CHICAGO (AP) - A member of a prominent Chicago political family running for mayor suggested that an expressway on the city’s South Side be renamed after former President Barack Obama, but the family of the man it’s currently named after isn’t happy.
The Dan Ryan Expressway, also designated as Interstate 90/94, is named for an ex-Cook County board president and his grandson, Daniel B. Ryan III, is hurt that Bill Daley would suggest a name switch without checking with the Ryan family first, the Chicago Sun-Times reported this week.
“Why would you take an honor away from one man to honor another?” asked Ryan III, 69. “Our family has been honored by this for 56 years, and we’d like to keep it that way.”
Daley has said renaming the roadway would be an appropriate honor for Obama, whose political career started as a South Side community organizer.
Daley is the brother of former Chicago Mayor Richard M. Daley and the son of former Mayor Richard J. Daley.

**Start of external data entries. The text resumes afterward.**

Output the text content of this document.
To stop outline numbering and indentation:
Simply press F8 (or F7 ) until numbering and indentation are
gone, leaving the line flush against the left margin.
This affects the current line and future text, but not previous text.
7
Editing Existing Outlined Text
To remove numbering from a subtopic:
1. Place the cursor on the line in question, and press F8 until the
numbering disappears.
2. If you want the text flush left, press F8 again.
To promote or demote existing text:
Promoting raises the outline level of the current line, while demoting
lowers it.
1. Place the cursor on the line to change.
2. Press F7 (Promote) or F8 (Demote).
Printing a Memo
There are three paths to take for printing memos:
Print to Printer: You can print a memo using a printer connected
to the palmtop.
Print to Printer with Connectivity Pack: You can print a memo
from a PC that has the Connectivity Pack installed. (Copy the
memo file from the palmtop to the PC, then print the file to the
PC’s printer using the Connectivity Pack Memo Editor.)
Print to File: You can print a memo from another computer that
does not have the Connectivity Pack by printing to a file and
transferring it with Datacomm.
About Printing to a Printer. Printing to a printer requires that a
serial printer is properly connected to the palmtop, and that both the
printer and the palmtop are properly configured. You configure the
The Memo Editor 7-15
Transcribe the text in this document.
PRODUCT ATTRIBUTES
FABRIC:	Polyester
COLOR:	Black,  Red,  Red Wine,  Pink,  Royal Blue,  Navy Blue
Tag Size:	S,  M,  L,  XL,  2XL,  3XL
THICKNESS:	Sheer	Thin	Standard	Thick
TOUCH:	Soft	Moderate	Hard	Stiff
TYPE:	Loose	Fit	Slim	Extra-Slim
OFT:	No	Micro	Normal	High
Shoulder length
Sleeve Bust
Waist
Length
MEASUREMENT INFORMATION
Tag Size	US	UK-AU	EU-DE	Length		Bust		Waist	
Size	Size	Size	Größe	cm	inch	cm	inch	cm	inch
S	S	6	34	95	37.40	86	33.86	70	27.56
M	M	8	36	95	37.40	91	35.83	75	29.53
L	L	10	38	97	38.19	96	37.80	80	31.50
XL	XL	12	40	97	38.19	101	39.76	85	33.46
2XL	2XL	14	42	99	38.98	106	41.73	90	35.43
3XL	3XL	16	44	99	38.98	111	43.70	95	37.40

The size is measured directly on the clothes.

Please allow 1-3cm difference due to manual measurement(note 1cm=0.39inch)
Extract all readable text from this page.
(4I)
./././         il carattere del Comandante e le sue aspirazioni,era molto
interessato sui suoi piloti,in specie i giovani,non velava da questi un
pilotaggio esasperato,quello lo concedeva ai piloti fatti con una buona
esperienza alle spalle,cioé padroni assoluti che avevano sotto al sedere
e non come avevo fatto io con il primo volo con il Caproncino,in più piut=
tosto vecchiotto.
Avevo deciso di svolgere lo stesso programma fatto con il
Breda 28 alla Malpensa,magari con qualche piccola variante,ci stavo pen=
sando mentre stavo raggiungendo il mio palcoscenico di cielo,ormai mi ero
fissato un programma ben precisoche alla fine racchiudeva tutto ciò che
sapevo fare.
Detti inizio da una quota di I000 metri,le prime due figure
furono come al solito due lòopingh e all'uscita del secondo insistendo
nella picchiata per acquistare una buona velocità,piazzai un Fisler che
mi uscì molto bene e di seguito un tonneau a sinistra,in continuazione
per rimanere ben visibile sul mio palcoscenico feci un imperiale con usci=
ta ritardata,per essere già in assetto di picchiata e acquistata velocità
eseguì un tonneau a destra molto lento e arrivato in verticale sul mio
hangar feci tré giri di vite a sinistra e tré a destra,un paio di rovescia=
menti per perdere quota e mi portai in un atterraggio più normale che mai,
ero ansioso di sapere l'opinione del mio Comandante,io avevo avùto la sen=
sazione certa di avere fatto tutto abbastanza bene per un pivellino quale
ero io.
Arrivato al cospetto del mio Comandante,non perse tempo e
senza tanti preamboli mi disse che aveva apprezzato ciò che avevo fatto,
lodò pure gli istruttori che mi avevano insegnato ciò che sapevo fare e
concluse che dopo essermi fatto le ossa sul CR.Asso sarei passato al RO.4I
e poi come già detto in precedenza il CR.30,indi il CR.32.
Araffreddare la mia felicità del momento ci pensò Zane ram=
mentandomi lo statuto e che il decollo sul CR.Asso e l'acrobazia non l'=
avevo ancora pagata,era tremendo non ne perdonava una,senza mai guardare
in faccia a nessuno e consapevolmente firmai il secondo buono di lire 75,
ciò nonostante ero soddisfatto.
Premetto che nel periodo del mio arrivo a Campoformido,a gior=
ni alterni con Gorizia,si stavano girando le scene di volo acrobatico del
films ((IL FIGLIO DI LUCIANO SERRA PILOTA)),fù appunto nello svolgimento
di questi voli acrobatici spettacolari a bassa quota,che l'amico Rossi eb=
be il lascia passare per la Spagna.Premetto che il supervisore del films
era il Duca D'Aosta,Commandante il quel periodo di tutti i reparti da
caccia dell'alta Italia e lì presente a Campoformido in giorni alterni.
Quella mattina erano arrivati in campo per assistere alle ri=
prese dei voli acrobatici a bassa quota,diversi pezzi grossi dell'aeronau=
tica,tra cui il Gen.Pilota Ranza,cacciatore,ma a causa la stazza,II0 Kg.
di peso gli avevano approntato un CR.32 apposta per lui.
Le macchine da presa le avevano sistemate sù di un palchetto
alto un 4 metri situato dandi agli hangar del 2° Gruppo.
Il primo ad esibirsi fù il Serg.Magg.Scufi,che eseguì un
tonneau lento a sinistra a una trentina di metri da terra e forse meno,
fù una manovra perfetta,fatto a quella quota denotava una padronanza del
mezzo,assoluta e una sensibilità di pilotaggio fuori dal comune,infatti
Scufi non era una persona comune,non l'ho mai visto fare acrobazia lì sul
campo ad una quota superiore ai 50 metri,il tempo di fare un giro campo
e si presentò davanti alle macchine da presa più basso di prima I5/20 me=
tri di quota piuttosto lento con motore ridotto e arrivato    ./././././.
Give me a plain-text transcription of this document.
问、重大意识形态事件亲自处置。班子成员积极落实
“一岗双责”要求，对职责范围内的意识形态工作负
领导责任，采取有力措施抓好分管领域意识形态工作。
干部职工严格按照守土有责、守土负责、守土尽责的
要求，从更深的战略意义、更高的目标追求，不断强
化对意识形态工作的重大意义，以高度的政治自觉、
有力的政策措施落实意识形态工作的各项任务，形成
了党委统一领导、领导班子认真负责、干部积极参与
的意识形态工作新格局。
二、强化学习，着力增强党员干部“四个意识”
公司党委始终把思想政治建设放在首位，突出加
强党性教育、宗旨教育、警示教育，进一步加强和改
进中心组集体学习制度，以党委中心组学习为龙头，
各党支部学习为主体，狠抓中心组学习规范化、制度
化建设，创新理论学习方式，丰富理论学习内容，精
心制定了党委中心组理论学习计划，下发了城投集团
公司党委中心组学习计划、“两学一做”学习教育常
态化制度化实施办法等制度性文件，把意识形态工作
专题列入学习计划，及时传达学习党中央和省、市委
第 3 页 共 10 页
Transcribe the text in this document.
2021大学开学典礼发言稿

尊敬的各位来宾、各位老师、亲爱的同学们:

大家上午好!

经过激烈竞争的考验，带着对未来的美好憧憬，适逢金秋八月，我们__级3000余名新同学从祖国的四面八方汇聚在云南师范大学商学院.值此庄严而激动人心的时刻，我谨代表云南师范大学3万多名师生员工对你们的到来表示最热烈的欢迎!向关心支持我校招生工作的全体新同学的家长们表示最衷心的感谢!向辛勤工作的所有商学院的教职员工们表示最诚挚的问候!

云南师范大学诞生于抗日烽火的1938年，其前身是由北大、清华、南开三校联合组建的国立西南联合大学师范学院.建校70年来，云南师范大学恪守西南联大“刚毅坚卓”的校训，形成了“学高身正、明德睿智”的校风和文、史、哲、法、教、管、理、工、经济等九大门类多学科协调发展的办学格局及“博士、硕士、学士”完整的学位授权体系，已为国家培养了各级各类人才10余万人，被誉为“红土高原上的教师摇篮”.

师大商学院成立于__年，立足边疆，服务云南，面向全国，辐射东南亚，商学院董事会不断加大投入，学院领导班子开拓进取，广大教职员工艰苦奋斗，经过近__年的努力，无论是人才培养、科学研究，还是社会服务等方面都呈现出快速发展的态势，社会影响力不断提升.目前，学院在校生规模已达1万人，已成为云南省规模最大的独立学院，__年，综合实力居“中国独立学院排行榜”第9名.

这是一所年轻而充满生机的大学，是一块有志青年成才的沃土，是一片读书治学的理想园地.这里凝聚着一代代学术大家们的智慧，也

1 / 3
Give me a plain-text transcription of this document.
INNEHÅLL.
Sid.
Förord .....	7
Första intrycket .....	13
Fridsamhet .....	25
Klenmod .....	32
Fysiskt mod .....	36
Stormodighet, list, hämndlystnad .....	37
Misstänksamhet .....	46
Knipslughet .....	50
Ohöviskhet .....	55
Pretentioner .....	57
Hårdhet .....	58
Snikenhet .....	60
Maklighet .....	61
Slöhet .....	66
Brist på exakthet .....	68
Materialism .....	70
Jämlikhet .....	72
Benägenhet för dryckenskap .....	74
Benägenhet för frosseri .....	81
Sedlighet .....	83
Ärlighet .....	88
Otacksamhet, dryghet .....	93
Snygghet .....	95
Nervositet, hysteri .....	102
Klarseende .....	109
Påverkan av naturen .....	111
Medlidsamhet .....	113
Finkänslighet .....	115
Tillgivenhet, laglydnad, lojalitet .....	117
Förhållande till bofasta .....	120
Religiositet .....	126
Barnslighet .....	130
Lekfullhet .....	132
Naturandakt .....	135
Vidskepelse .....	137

The Sun-Times said Dan Ryan was considered by many to be the second most powerful official next the mayor for much of the 1950s and early ’60s.
Dan Ryan and Richard J. Daley were friends when they were at the height of their political power and the two had teamed up to make the expressway a reality, Ryan III said. It was opened in 1962, the year after Dan Ryan died.
Ryan III, retired after a career in the insurance industry, said he suspects the suggestion by Bill Daley was meant to pull in votes from Obama supporters in his campaign to become the next Chicago mayor. And Ryan III added that he, too, he is a fan of the 44th president.
“But you don’t change something just to change it,” Ryan III said.
A Daley campaign spokesman declined to comment to the Sun-Times about the Ryan family’s reaction.